Ketika menelusuri Nasab dan Garis Keturunan K.H. Maksum Jauhari, penulis telah mendapatkan beberapa data yang mencatat bahwa beliau lahir di Kanigoro, Kras, Kediri, pada tanggal 8 Agustus 1944, beliau merupakan seorang cucu pendiri Pondok Pesantren Lirboyo K.H. Abdul Manaf. Tidak heran jika beliau menjadi begitu kondang dan tersohor, bukan karena kelincahan gerak silatnya saja, melainkan juga karena kearifan dan kharismatik beliau sebagai seorang Kyai.
Kakeknya adalah santri dari Hadratussyekh K.H. Hasyim Asy’ari.
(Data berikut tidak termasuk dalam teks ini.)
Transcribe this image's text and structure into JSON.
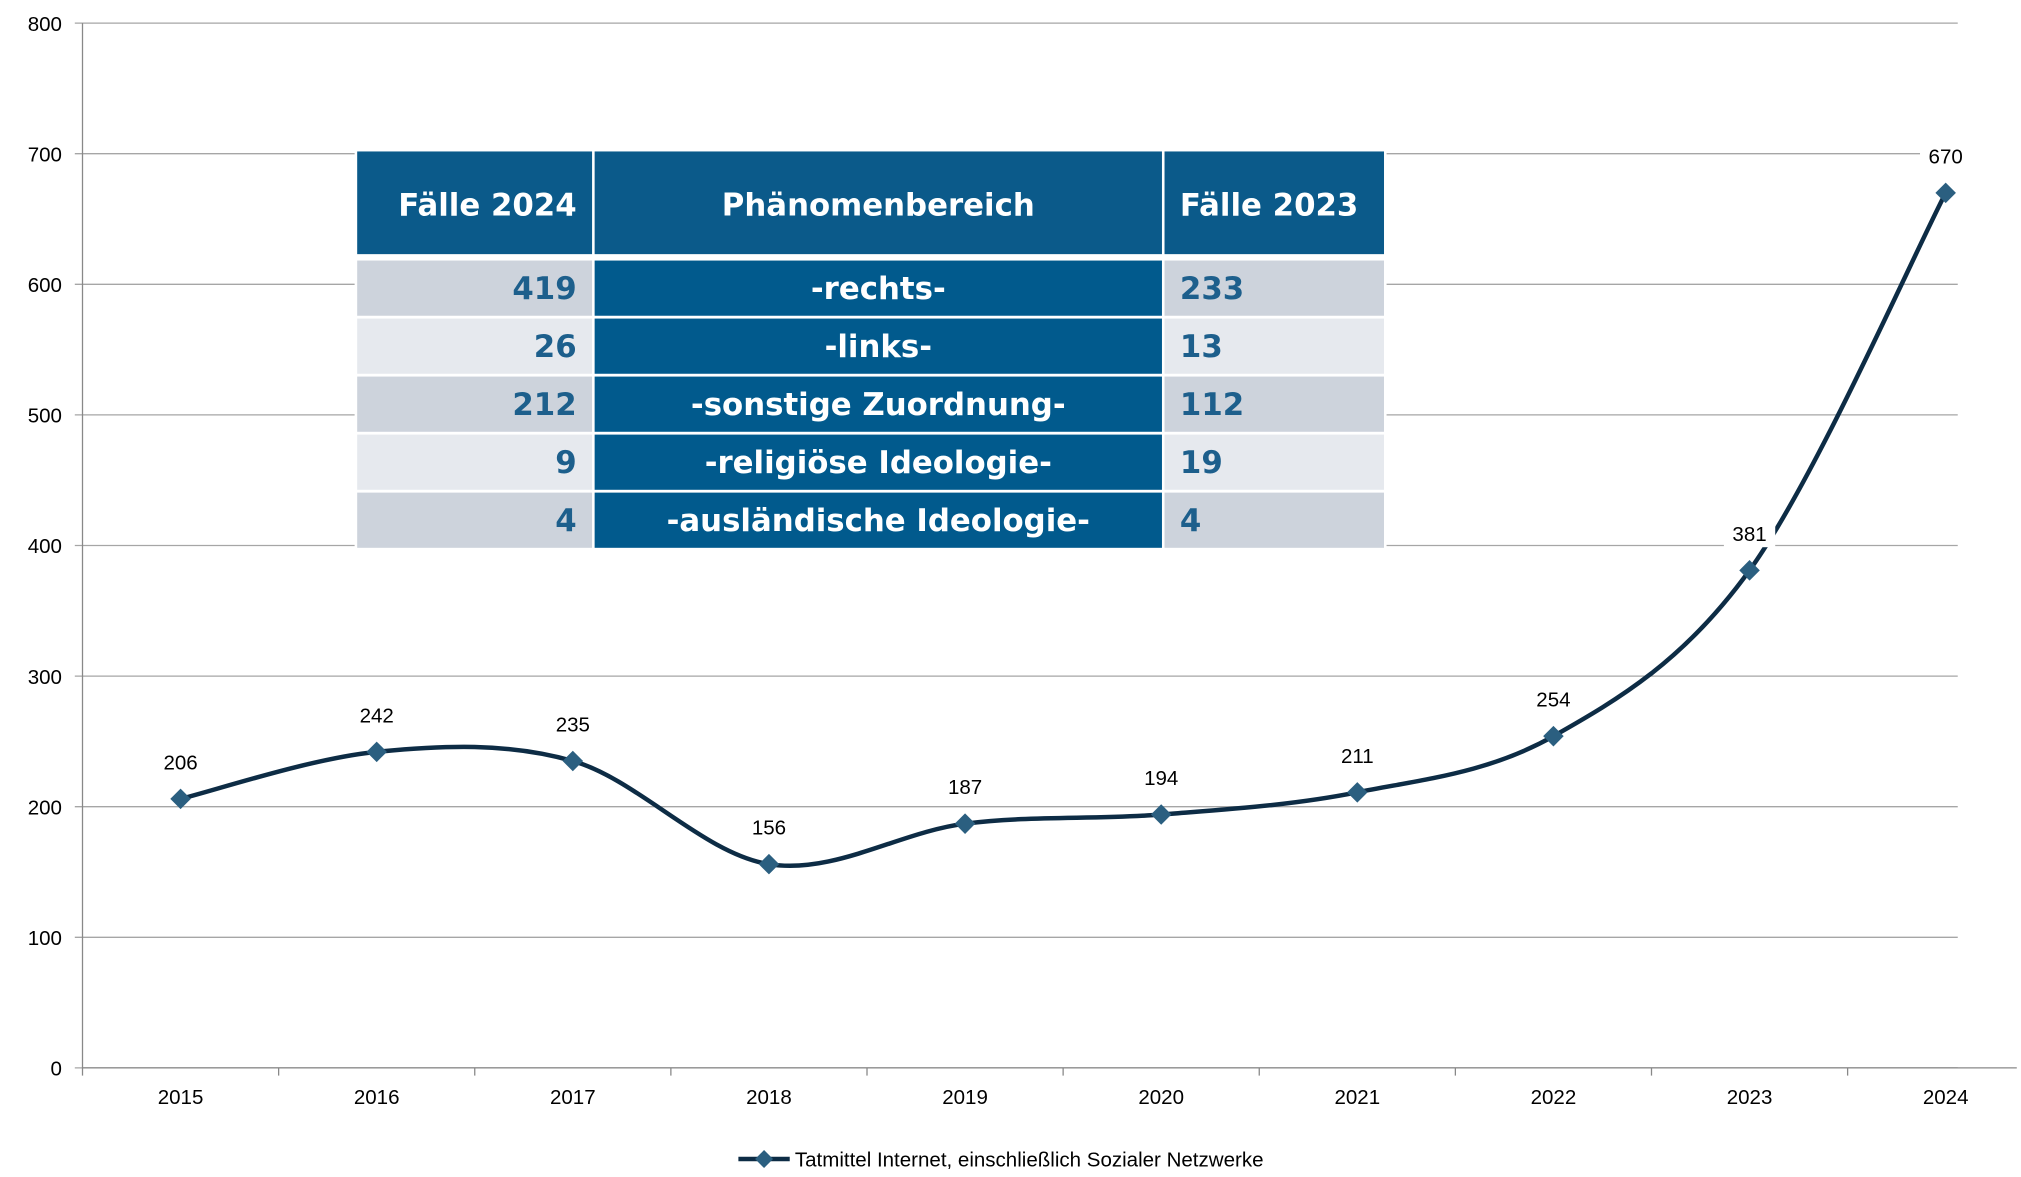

Di bawah Asuhan Mbah Hasyim dengan tradisi keilmuan khas Tebu Ireng Jombang, kematangan pribadi Kyai Abdul Manaf banyak terbentuk dan semakin balance, ketika nyantri di Tebu Ireng beliau adalah teman segenerasi dengan Ulama’ Kharismatik Ahli Ilmu Kadigdayan yang berasal dari Pekalangan, Cirebon, beliau bernama K.H. Abbas, yaitu menantu Pendiri Pesantren Buntet.
K.H. Maksum atau yang sering disapa dengan Gus Maksum adalah murid dari ayahnya sendiri, ia belajar kepada K.H. Abdullah Jauhari. Selain belajar kepada ayahnya, Gus Maksum juga menimba Ilmu di Sekoah Dasar, layaknya seorang pemuda seusianya, beliau menempuh pendidikan di SD Kanigoro pada Tahun 1957. Setelah lulus dari SD Kanigoro kemudian beliau melanjutkan ke Madrasah Tsanawiyah Lirboyo, namun tidak sampai tamat. Karena beberapa data yang penulis dapatkan mencatat bahwa Gus Maksum terlalu jenius dan cerdas, sehingga Gurunya yang mengajar, justru malah diajari.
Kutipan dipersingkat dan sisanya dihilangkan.